Depression can’t justify trial suspension: Supreme Court
The top court has ruled that depression is a natural result of crime and ‘depressive Illness’ is not an incapacity that may justify suspension of the trial of a person accused of murder.
“Depressive Illness is not a disease or incapacity recognized by law as a justification to deny justice to the victims of crimes or their families,” noted a three-judge bench in a four-page verdict.
“[Depressive illness also] does [not] allow digging out of acclaimed ‘incapacity’ by a physician of the offender’s own choice, other than the designated medical officers,” the order added.
The bench, headed by Justice Mushir Alam, issued the order after hearing an appeal filed by an accused, undergoing psychiatric treatment.
Muhammad Uzair had allegedly gunned down his class fellow Gulalay, 27, inside her home in Nowshera on February 2, 2019 during a function organized to fix her marriage date in presence of witnesses. He was apprehended from the scene along with the murder weapon.
The incident was reported by Ashfaq Ahmed Khan who claimed that Uzair desired to marry Gulalay who was already betrothed and it was in this background that he murdered the young woman.
The petitioner was later sent to face trial before an additional sessions judge in Nowshera and on May 8, 2019, he moved an application purportedly under section 465 of the Code of Criminal Procedure 1898.
The application stated that the accused was suffering from different mental ailments for the last many years. He had remained patient of various doctors and had also been admitted in hospitals.
The petitioner had claimed that he was neither cognizant of the consequences of his act nor he could properly defend himself during the trial on account of ongoing terminality of his mental disorder and therefore his trial might be suspended.
The session judge, however, rejected the request. The petitioner also approached the Peshawar High Court (PHC) against the order but the high court also upheld the decision. Uzair then moved the SC.
Upholding the lower courts’ order, the apex court in its verdict authored by Justice Qazi Muhammad Amin Ahmed said it examined the entire record annexed with the petition to evaluate petitioner’s claimed mental incapacity.
According to the psychiatrist report, it noted, the petitioner after having been kept under observation from February 23, 2019 onward was diagnosed as a case of “depressive illness” and prescribed Prothadine 75mg tablet to be taken every night.
"Depression is a natural concomitance of crime and one may hardly find a prisoner facing corporal consequences, possibly the gallows to stay unperturbed.
“It is a state of mind primarily governed by a variety of factors including fear, regret or remorse; such inevitable disequilibrium is not recognized by law to hold the process of justice in abeyance."
The court noted that an offender can claim immunity from prosecution if he had an unsound mind at the time of commission of the offense and if he by reason of this unsoundness was incapable of knowing the nature of the act or lacked knowledge that it was wrong or contrary to law.
“In so asserting he [accused] has to be clear and categorical in his claim.
“By raising such a plea, an offender takes upon himself the responsibility to discharge the onus and in the event of his failure, the court would draw a contra presumption.”

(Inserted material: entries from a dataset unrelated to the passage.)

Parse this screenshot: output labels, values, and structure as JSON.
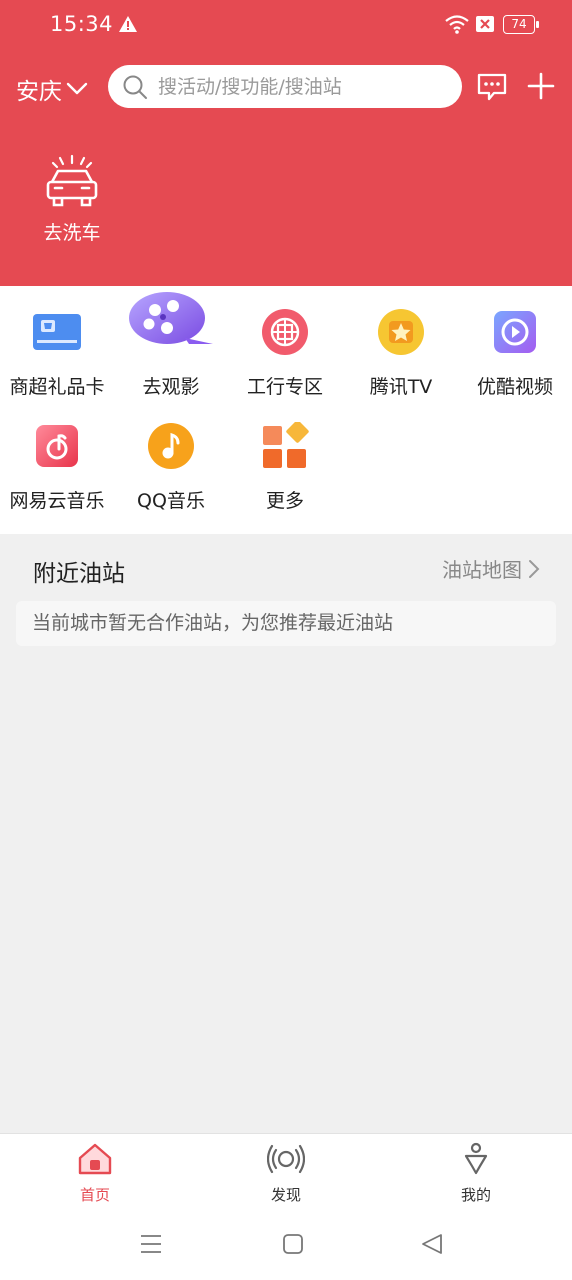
{
  "status": {
    "time": "15:34",
    "battery": "74"
  },
  "header": {
    "city": "安庆",
    "search_placeholder": "搜活动/搜功能/搜油站",
    "wash_label": "去洗车"
  },
  "grid": [
    {
      "label": "商超礼品卡",
      "icon": "gift-card-icon"
    },
    {
      "label": "去观影",
      "icon": "film-reel-icon"
    },
    {
      "label": "工行专区",
      "icon": "icbc-icon"
    },
    {
      "label": "腾讯TV",
      "icon": "tencent-tv-icon"
    },
    {
      "label": "优酷视频",
      "icon": "youku-icon"
    },
    {
      "label": "网易云音乐",
      "icon": "netease-music-icon"
    },
    {
      "label": "QQ音乐",
      "icon": "qq-music-icon"
    },
    {
      "label": "更多",
      "icon": "more-grid-icon"
    }
  ],
  "nearby": {
    "title": "附近油站",
    "map_link": "油站地图",
    "notice": "当前城市暂无合作油站，为您推荐最近油站"
  },
  "tabs": [
    {
      "label": "首页",
      "icon": "home-icon",
      "active": true
    },
    {
      "label": "发现",
      "icon": "discover-icon",
      "active": false
    },
    {
      "label": "我的",
      "icon": "profile-icon",
      "active": false
    }
  ],
  "colors": {
    "brand": "#e54a52",
    "background": "#f0f0f0"
  }
}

The court, however, noted that the accused did not take the plea of unsound mind and referred to some unspecified “different mental ailments” to claim that he was unable to defend himself.

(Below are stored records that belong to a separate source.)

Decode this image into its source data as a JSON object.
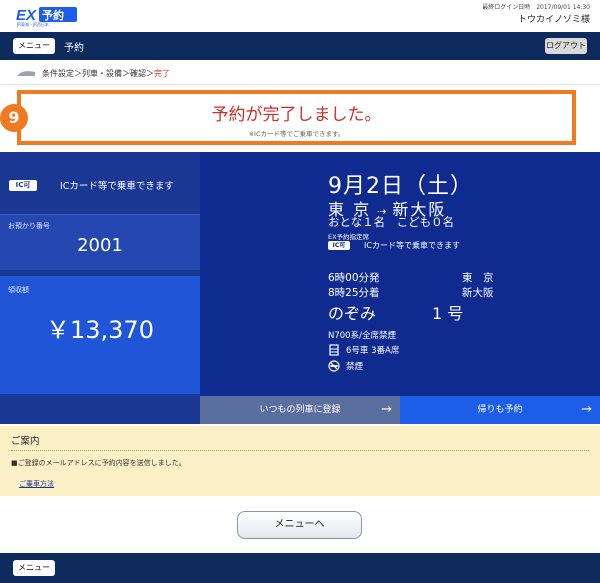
{
  "header": {
    "logo_text": "EX予約",
    "last_login": "最終ログイン日時　2017/09/01 14:30",
    "user_name": "トウカイノゾミ様"
  },
  "nav": {
    "menu_label": "メニュー",
    "title": "予約",
    "logout_label": "ログアウト"
  },
  "breadcrumb": {
    "steps_text": "条件設定＞列車・設備＞確認＞",
    "current": "完了"
  },
  "complete": {
    "step_number": "9",
    "title": "予約が完了しました。",
    "note": "※ICカード等でご乗車できます。"
  },
  "ticket": {
    "ic_badge": "IC可",
    "ic_text": "ICカード等で乗車できます",
    "deposit_label": "お預かり番号",
    "deposit_value": "2001",
    "amount_label": "領収額",
    "amount_value": "￥13,370",
    "date": "9月2日（土）",
    "from": "東 京",
    "to": "新大阪",
    "passengers": "おとな１名　こども０名",
    "seat_class": "EX予約指定席",
    "ic_line_text": "ICカード等で乗車できます",
    "depart_time": "6時00分発",
    "arrive_time": "8時25分着",
    "depart_station": "東　京",
    "arrive_station": "新大阪",
    "train_name": "のぞみ",
    "train_number": "1 号",
    "train_type": "N700系/全席禁煙",
    "seat_info": "6号車 3番A席",
    "smoking": "禁煙",
    "regular_button": "いつもの列車に登録",
    "return_button": "帰りも予約"
  },
  "guide": {
    "title": "ご案内",
    "text": "■ご登録のメールアドレスに予約内容を送信しました。",
    "link": "ご乗車方法"
  },
  "menu_back_label": "メニューへ",
  "footer": {
    "menu_label": "メニュー"
  },
  "colors": {
    "navy": "#0f2a5c",
    "ticket_blue": "#1a3794",
    "accent_orange": "#f07a1f",
    "complete_red": "#c9302c",
    "guide_bg": "#fbefc6"
  }
}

“For determination of such a claim, an accused may be examined by the civil surgeon of the district or such other medical officer as the provincial government directs”.

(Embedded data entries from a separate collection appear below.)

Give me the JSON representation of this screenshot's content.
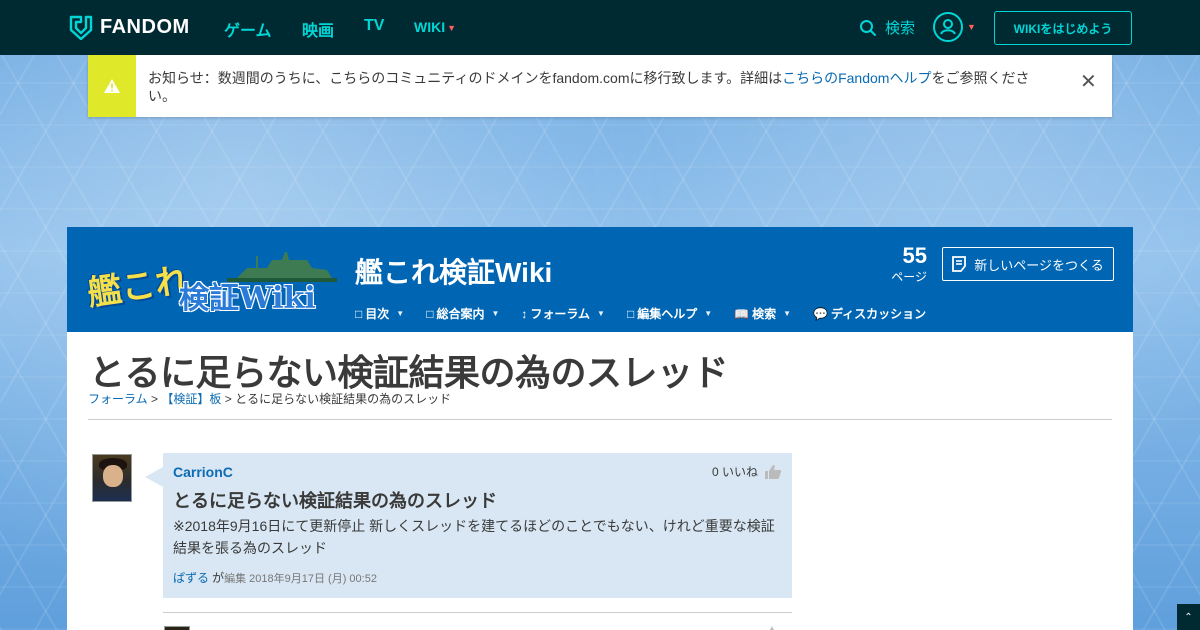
{
  "global_nav": {
    "logo_text": "FANDOM",
    "links": [
      "ゲーム",
      "映画",
      "TV"
    ],
    "wiki_link": "WIKI",
    "search_label": "検索",
    "start_wiki": "WIKIをはじめよう",
    "colors": {
      "bar": "#002a32",
      "link": "#00d6d6",
      "caret": "#ff5e5e"
    }
  },
  "banner": {
    "text_before": "お知らせ：数週間のうちに、こちらのコミュニティのドメインをfandom.comに移行致します。詳細は",
    "link_text": "こちらのFandomヘルプ",
    "text_after": "をご参照ください。",
    "close_icon": "close-icon"
  },
  "community": {
    "logo_line1": "艦これ",
    "logo_line2": "検証Wiki",
    "title": "艦これ検証Wiki",
    "page_count": "55",
    "page_count_label": "ページ",
    "new_page_button": "新しいページをつくる",
    "nav": [
      "目次",
      "総合案内",
      "フォーラム",
      "編集ヘルプ",
      "検索",
      "ディスカッション"
    ],
    "nav_icons": [
      "□",
      "□",
      "↕",
      "□",
      "📖",
      "💬"
    ],
    "colors": {
      "header_bg": "#0066b3"
    }
  },
  "article": {
    "title": "とるに足らない検証結果の為のスレッド",
    "breadcrumb": {
      "link1": "フォーラム",
      "sep1": ">",
      "link2": "【検証】板",
      "sep2": ">",
      "current": "とるに足らない検証結果の為のスレッド"
    }
  },
  "message": {
    "author": "CarrionC",
    "likes": "0 いいね",
    "title": "とるに足らない検証結果の為のスレッド",
    "body": "※2018年9月16日にて更新停止 新しくスレッドを建てるほどのことでもない、けれど重要な検証結果を張る為のスレッド",
    "edited_by": "ぱずる",
    "edited_ga": "が",
    "edited_label": "編集",
    "edited_at": "2018年9月17日 (月) 00:52"
  }
}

It said Part VIII Chapter XXXIV Special Proceedings recognizes only dangerous or incapacitating lunacy to suspend the trial. The apex court noted that the view that was taken by the trial judge and upheld by the high court was well within the remits of law and called for no interference.
The order said it is for the trial court to settle the question of petitioner’s innocence or guilt on the strength of evidence with all available procedural safeguards. However, the bench noted, it appeared that the accused’s act was premeditated.
“For the limited purpose of examination of his plea raised before us, available material irrefutably suggests the homicidal death of a young lady, assassinated inside her parental dwelling with repeated fire shots, seven in number, with an offensive/lethal weapon, on an occasion, most important in her life.
“This unmistakably evinces a design to eliminate her with no chance of survival; given the occasion, she being the sole target. [This] additionally indicates that the assassin had a preconceived/premeditated target and a purpose that he flawlessly achieved without any bullet left in the chamber,” it said.
The court noted that it would be rather naive to expect such a meticulous execution from a person with frail faculties or capacities. The accused did the crime without inflicting slightest harm to his own person or anyone else present at the venue and he appeared to have done it most craftily.
"It is also a common ground that the petitioner and the deceased studied together in the same university and, thus, former’s inclination for a bond, a suggested motive for the crime, is a possibility that cannot be viewed as being unrealistic; deceased’s engagement standing in impediment thereto.”
The order said the petitioner was certainly entitled to his obsessions and ideals but he had no right to enforce his wish through a most violent method.
“He fully well knew that he couldn’t tie knot with a corpse and the sole purpose of the deadly assault appears to be chauvinistically motivated to deny the deceased a life of her own choice, a trend unfortunately not uncommon in our society," the order noted.